Heat milk in a sauce pan until tiny bubbles form around the edge. Pour immediately in a bowl. Stir in salt, sugar and butter. Stir in yeast. Stir in 1/2 of the flour. Beat in rest of flour with a wooden spoon or with your hands. Turn dough out onto a floured surface. Knead just until smooth. Put into greased bowl. Turn dough until it is greased on all sides. Cover. Put in a warm place and let rise 1 - 2 hours or until doubled in bulk. Remove dough from bowl and punch down. Roll out to 1/4 inch thick with a rolling pin into an approximately 8 x 12 in. rectangle. Brush with melted butter. Sprinkle with cinnamon, brown sugar and raisins. Roll up like a jelly roll starting with one of the longest sides of the rectangle. Cut into one inch slices with a sharp knife. Put rolls into a greased 9 x 13 inch pan. Brush with butter and let rise one hour or until doubled in bulk (or you can refrigerate them at this point and take out to rise in the morning but it will take longer to rise if you do decide to refrigerate them). Bake at 400 degrees for 15 - 20 minutes.
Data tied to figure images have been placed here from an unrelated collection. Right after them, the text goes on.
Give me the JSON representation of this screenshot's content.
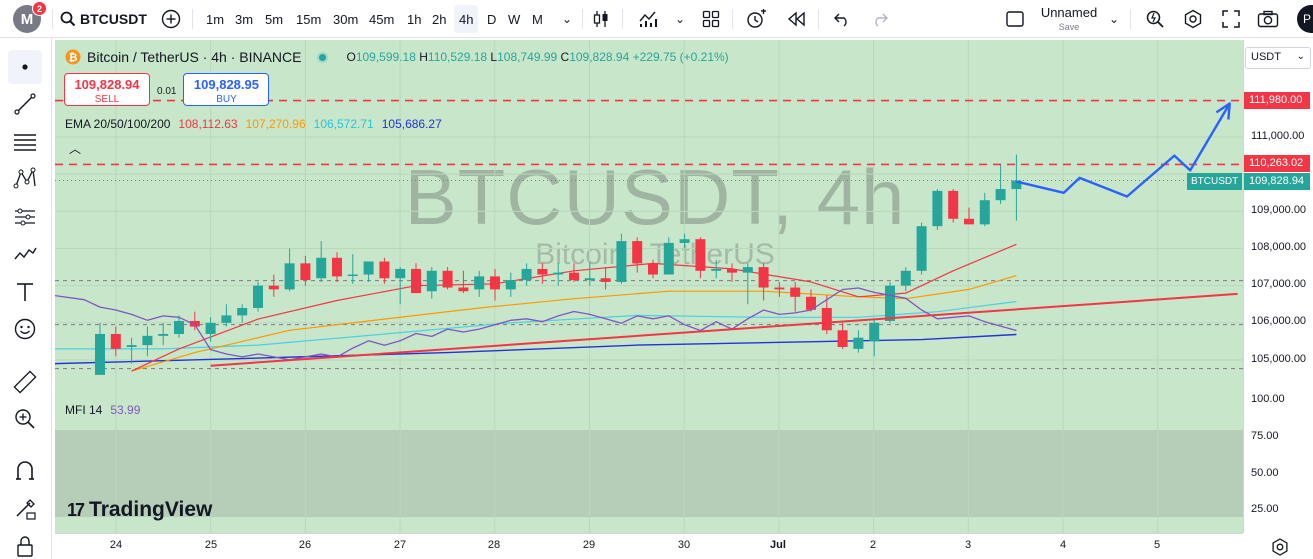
{
  "topbar": {
    "logo_letter": "M",
    "notification_count": "2",
    "symbol": "BTCUSDT",
    "timeframes": [
      "1m",
      "3m",
      "5m",
      "15m",
      "30m",
      "45m",
      "1h",
      "2h",
      "4h",
      "D",
      "W",
      "M"
    ],
    "active_timeframe": "4h",
    "layout_name": "Unnamed",
    "save_label": "Save"
  },
  "legend": {
    "name": "Bitcoin / TetherUS · 4h · BINANCE",
    "open_label": "O",
    "open": "109,599.18",
    "high_label": "H",
    "high": "110,529.18",
    "low_label": "L",
    "low": "108,749.99",
    "close_label": "C",
    "close": "109,828.94",
    "change": "+229.75 (+0.21%)"
  },
  "trade": {
    "sell_price": "109,828.94",
    "sell_label": "SELL",
    "buy_price": "109,828.95",
    "buy_label": "BUY",
    "spread": "0.01"
  },
  "ema": {
    "label": "EMA 20/50/100/200",
    "v20": "108,112.63",
    "v50": "107,270.96",
    "v100": "106,572.71",
    "v200": "105,686.27",
    "colors": {
      "v20": "#f23645",
      "v50": "#ff9800",
      "v100": "#4dd0e1",
      "v200": "#2432d6"
    }
  },
  "mfi": {
    "label": "MFI 14",
    "value": "53.99",
    "color": "#7e57c2"
  },
  "watermark": {
    "symbol": "BTCUSDT, 4h",
    "name": "Bitcoin / TetherUS"
  },
  "branding": {
    "name": "TradingView"
  },
  "price_axis": {
    "currency": "USDT",
    "ticks": [
      "111,000.00",
      "109,000.00",
      "108,000.00",
      "107,000.00",
      "106,000.00",
      "105,000.00"
    ],
    "mfi_ticks": [
      "100.00",
      "75.00",
      "50.00",
      "25.00"
    ],
    "level_high": "111,980.00",
    "level_mid": "110,263.02",
    "last_price": "109,828.94",
    "symbol_tag": "BTCUSDT"
  },
  "time_axis": {
    "labels": [
      "24",
      "25",
      "26",
      "27",
      "28",
      "29",
      "30",
      "Jul",
      "2",
      "3",
      "4",
      "5"
    ]
  },
  "chart_data": {
    "type": "candlestick",
    "symbol": "BTCUSDT",
    "interval": "4h",
    "ylim": [
      104600,
      112300
    ],
    "horizontal_levels": [
      111980.0,
      110263.02
    ],
    "last_price": 109828.94,
    "candles": [
      {
        "o": 104600,
        "h": 106000,
        "l": 104600,
        "c": 105700
      },
      {
        "o": 105700,
        "h": 105900,
        "l": 105100,
        "c": 105300
      },
      {
        "o": 105350,
        "h": 105600,
        "l": 104900,
        "c": 105400
      },
      {
        "o": 105400,
        "h": 105900,
        "l": 105100,
        "c": 105650
      },
      {
        "o": 105650,
        "h": 106000,
        "l": 105400,
        "c": 105700
      },
      {
        "o": 105700,
        "h": 106200,
        "l": 105600,
        "c": 106050
      },
      {
        "o": 106050,
        "h": 106300,
        "l": 105800,
        "c": 105900
      },
      {
        "o": 105700,
        "h": 106150,
        "l": 105500,
        "c": 106000
      },
      {
        "o": 106000,
        "h": 106500,
        "l": 105900,
        "c": 106200
      },
      {
        "o": 106200,
        "h": 106500,
        "l": 106000,
        "c": 106400
      },
      {
        "o": 106400,
        "h": 107100,
        "l": 106300,
        "c": 107000
      },
      {
        "o": 107000,
        "h": 107300,
        "l": 106700,
        "c": 106900
      },
      {
        "o": 106900,
        "h": 108000,
        "l": 106850,
        "c": 107600
      },
      {
        "o": 107600,
        "h": 107800,
        "l": 107000,
        "c": 107150
      },
      {
        "o": 107200,
        "h": 108200,
        "l": 107100,
        "c": 107750
      },
      {
        "o": 107750,
        "h": 107900,
        "l": 107100,
        "c": 107250
      },
      {
        "o": 107300,
        "h": 107850,
        "l": 107050,
        "c": 107300
      },
      {
        "o": 107300,
        "h": 107650,
        "l": 107100,
        "c": 107650
      },
      {
        "o": 107650,
        "h": 107750,
        "l": 107050,
        "c": 107200
      },
      {
        "o": 107200,
        "h": 107500,
        "l": 106500,
        "c": 107450
      },
      {
        "o": 107450,
        "h": 107600,
        "l": 106800,
        "c": 106800
      },
      {
        "o": 106850,
        "h": 107500,
        "l": 106650,
        "c": 107400
      },
      {
        "o": 107400,
        "h": 107500,
        "l": 106900,
        "c": 106950
      },
      {
        "o": 106950,
        "h": 107400,
        "l": 106800,
        "c": 106850
      },
      {
        "o": 106900,
        "h": 107400,
        "l": 106700,
        "c": 107250
      },
      {
        "o": 107250,
        "h": 107450,
        "l": 106600,
        "c": 106900
      },
      {
        "o": 106900,
        "h": 107350,
        "l": 106700,
        "c": 107150
      },
      {
        "o": 107150,
        "h": 107600,
        "l": 107000,
        "c": 107450
      },
      {
        "o": 107450,
        "h": 107600,
        "l": 107050,
        "c": 107300
      },
      {
        "o": 107300,
        "h": 107600,
        "l": 107000,
        "c": 107350
      },
      {
        "o": 107350,
        "h": 107600,
        "l": 107100,
        "c": 107150
      },
      {
        "o": 107150,
        "h": 107650,
        "l": 107000,
        "c": 107200
      },
      {
        "o": 107200,
        "h": 107500,
        "l": 106900,
        "c": 107100
      },
      {
        "o": 107100,
        "h": 108400,
        "l": 107050,
        "c": 108200
      },
      {
        "o": 108200,
        "h": 108300,
        "l": 107350,
        "c": 107600
      },
      {
        "o": 107600,
        "h": 107700,
        "l": 107200,
        "c": 107300
      },
      {
        "o": 107300,
        "h": 108300,
        "l": 107300,
        "c": 108150
      },
      {
        "o": 108150,
        "h": 108400,
        "l": 108000,
        "c": 108250
      },
      {
        "o": 108250,
        "h": 108300,
        "l": 107200,
        "c": 107400
      },
      {
        "o": 107400,
        "h": 107700,
        "l": 107200,
        "c": 107450
      },
      {
        "o": 107450,
        "h": 107600,
        "l": 107100,
        "c": 107350
      },
      {
        "o": 107350,
        "h": 107600,
        "l": 106500,
        "c": 107500
      },
      {
        "o": 107500,
        "h": 107600,
        "l": 106600,
        "c": 106950
      },
      {
        "o": 106950,
        "h": 107100,
        "l": 106700,
        "c": 106900
      },
      {
        "o": 106950,
        "h": 107100,
        "l": 106300,
        "c": 106700
      },
      {
        "o": 106700,
        "h": 106900,
        "l": 106300,
        "c": 106350
      },
      {
        "o": 106400,
        "h": 106750,
        "l": 105700,
        "c": 105800
      },
      {
        "o": 105800,
        "h": 106000,
        "l": 105300,
        "c": 105350
      },
      {
        "o": 105300,
        "h": 105800,
        "l": 105200,
        "c": 105600
      },
      {
        "o": 105500,
        "h": 106100,
        "l": 105100,
        "c": 106000
      },
      {
        "o": 106050,
        "h": 107100,
        "l": 106000,
        "c": 107000
      },
      {
        "o": 107000,
        "h": 107500,
        "l": 106850,
        "c": 107400
      },
      {
        "o": 107400,
        "h": 108700,
        "l": 107300,
        "c": 108600
      },
      {
        "o": 108600,
        "h": 109600,
        "l": 108500,
        "c": 109550
      },
      {
        "o": 109550,
        "h": 109600,
        "l": 108700,
        "c": 108800
      },
      {
        "o": 108800,
        "h": 109100,
        "l": 108650,
        "c": 108650
      },
      {
        "o": 108650,
        "h": 109500,
        "l": 108600,
        "c": 109300
      },
      {
        "o": 109300,
        "h": 110250,
        "l": 109200,
        "c": 109600
      },
      {
        "o": 109599.18,
        "h": 110529.18,
        "l": 108749.99,
        "c": 109828.94
      }
    ],
    "ema20": [
      [
        2,
        104700
      ],
      [
        5,
        105300
      ],
      [
        10,
        106100
      ],
      [
        15,
        106600
      ],
      [
        20,
        107000
      ],
      [
        25,
        107050
      ],
      [
        30,
        107400
      ],
      [
        35,
        107600
      ],
      [
        40,
        107450
      ],
      [
        45,
        107100
      ],
      [
        48,
        106700
      ],
      [
        51,
        106800
      ],
      [
        54,
        107400
      ],
      [
        58,
        108112.63
      ]
    ],
    "ema50": [
      [
        2,
        104700
      ],
      [
        6,
        105200
      ],
      [
        12,
        105800
      ],
      [
        18,
        106100
      ],
      [
        24,
        106400
      ],
      [
        30,
        106650
      ],
      [
        36,
        106850
      ],
      [
        42,
        106850
      ],
      [
        48,
        106700
      ],
      [
        51,
        106650
      ],
      [
        55,
        106900
      ],
      [
        58,
        107270.96
      ]
    ],
    "ema100": [
      [
        -3,
        105300
      ],
      [
        4,
        105300
      ],
      [
        10,
        105400
      ],
      [
        18,
        105700
      ],
      [
        26,
        106000
      ],
      [
        34,
        106200
      ],
      [
        42,
        106150
      ],
      [
        48,
        106150
      ],
      [
        53,
        106300
      ],
      [
        58,
        106572.71
      ]
    ],
    "ema200": [
      [
        -3,
        104900
      ],
      [
        10,
        105050
      ],
      [
        22,
        105200
      ],
      [
        34,
        105400
      ],
      [
        46,
        105500
      ],
      [
        52,
        105550
      ],
      [
        58,
        105686.27
      ]
    ],
    "projection": [
      [
        58,
        109800
      ],
      [
        61,
        109500
      ],
      [
        62,
        109900
      ],
      [
        65,
        109400
      ],
      [
        68,
        110500
      ],
      [
        69,
        110100
      ],
      [
        71.5,
        111900
      ]
    ],
    "mfi_ylim": [
      0,
      100
    ],
    "mfi": [
      [
        -3,
        30
      ],
      [
        -1,
        33
      ],
      [
        0,
        38
      ],
      [
        1,
        40
      ],
      [
        2,
        43
      ],
      [
        3,
        47
      ],
      [
        4,
        44
      ],
      [
        5,
        45
      ],
      [
        6,
        50
      ],
      [
        7,
        67
      ],
      [
        8,
        70
      ],
      [
        9,
        72
      ],
      [
        10,
        70
      ],
      [
        11,
        72
      ],
      [
        12,
        74
      ],
      [
        13,
        72
      ],
      [
        14,
        70
      ],
      [
        15,
        72
      ],
      [
        16,
        66
      ],
      [
        17,
        61
      ],
      [
        18,
        64
      ],
      [
        19,
        61
      ],
      [
        20,
        56
      ],
      [
        21,
        58
      ],
      [
        22,
        53
      ],
      [
        23,
        55
      ],
      [
        24,
        53
      ],
      [
        25,
        50
      ],
      [
        26,
        47
      ],
      [
        27,
        46
      ],
      [
        28,
        48
      ],
      [
        29,
        44
      ],
      [
        30,
        41
      ],
      [
        31,
        43
      ],
      [
        32,
        46
      ],
      [
        33,
        49
      ],
      [
        34,
        44
      ],
      [
        35,
        46
      ],
      [
        36,
        44
      ],
      [
        37,
        50
      ],
      [
        38,
        54
      ],
      [
        39,
        48
      ],
      [
        40,
        53
      ],
      [
        41,
        46
      ],
      [
        42,
        40
      ],
      [
        43,
        43
      ],
      [
        44,
        42
      ],
      [
        45,
        40
      ],
      [
        46,
        33
      ],
      [
        47,
        26
      ],
      [
        48,
        25
      ],
      [
        49,
        28
      ],
      [
        50,
        30
      ],
      [
        51,
        32
      ],
      [
        52,
        40
      ],
      [
        53,
        46
      ],
      [
        54,
        45
      ],
      [
        55,
        44
      ],
      [
        56,
        48
      ],
      [
        57,
        51
      ],
      [
        58,
        53.99
      ]
    ],
    "mfi_trendline": [
      [
        7,
        78
      ],
      [
        72,
        29
      ]
    ],
    "mfi_levels": [
      80,
      50,
      20
    ]
  }
}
Ice them and serve as soon as they are done.

Icing
3/4 c. confectioners sugar
3 oz. pkg. cream cheese
2 Tbsp. butter
1 tsp. vanilla
1 tsp. milk

With an electric mixed, blend sugar, cream cheese and butter until crumbly. Add vanilla and milk. Blend until creamy. Icing will be thin, similar to a glaze, if you'd like it thicker just don't add the milk.

11 comments:

FoodNinja said...

I heart cinnamon rolls... I make them for my wife before she goes to work. Thanks for checking out my blog..

Fran said...

You have a lovely site here. We love cinnamon rolls and go through phases of eating lots of them. There is something so satisfying about anything with cinnamon.

Michele said...

Templar, your wife is a lucky lady, cinnamon rolls are so good!

Thanks for the compliment Fran! I love cinnamon too in just about anything sweet... or savory for that matter :)

LisaSD said...

Four hours sound like quite a commitment, but worth it!

Michele said...

Lisa, it is a long time but what I do is put the dough together and while it's rising I bathe the kids, do the laundry and other things so the time flies. We RARELY have these for breakfast though because I can't imagine waking up at 5 am just to get these started LOL!

domestika said...

Nope, a cook just can't go wrong with cinnamon anything, can you? I tell my husband that if you put enough cinnamon and sugar on top of it, a man would eat ... er... what the dog leaves behind in the yard!
I need you to be my personal chef, Michele! LOL

Michele said...

LOL! You are so right about that! Cinnamon is a true fix all isn't it. You are welcome to come for cinnamon rolls ... or dinner any time! :)

Anonymous said...

I tried this recipe and it was terrible; the dough never did rise (and yes, I did put in the right amount and kind of yeast).

Michele said...

I'm so sorry the recipe didn't work out for you. Maybe you had a bad batch of yeast? We make these all the time and they always turn out well. I have given this recipe to several people and they always comment on how will they turn out.

The Healthy Way said...

I'm going to try these. I've had a hard time with other recipies. Does it matter what type of pan you use, glass or metal? Thank you.

Michele said...

I'm sure you'll love them! I have used both a glass pan and a metal pan, both with great success.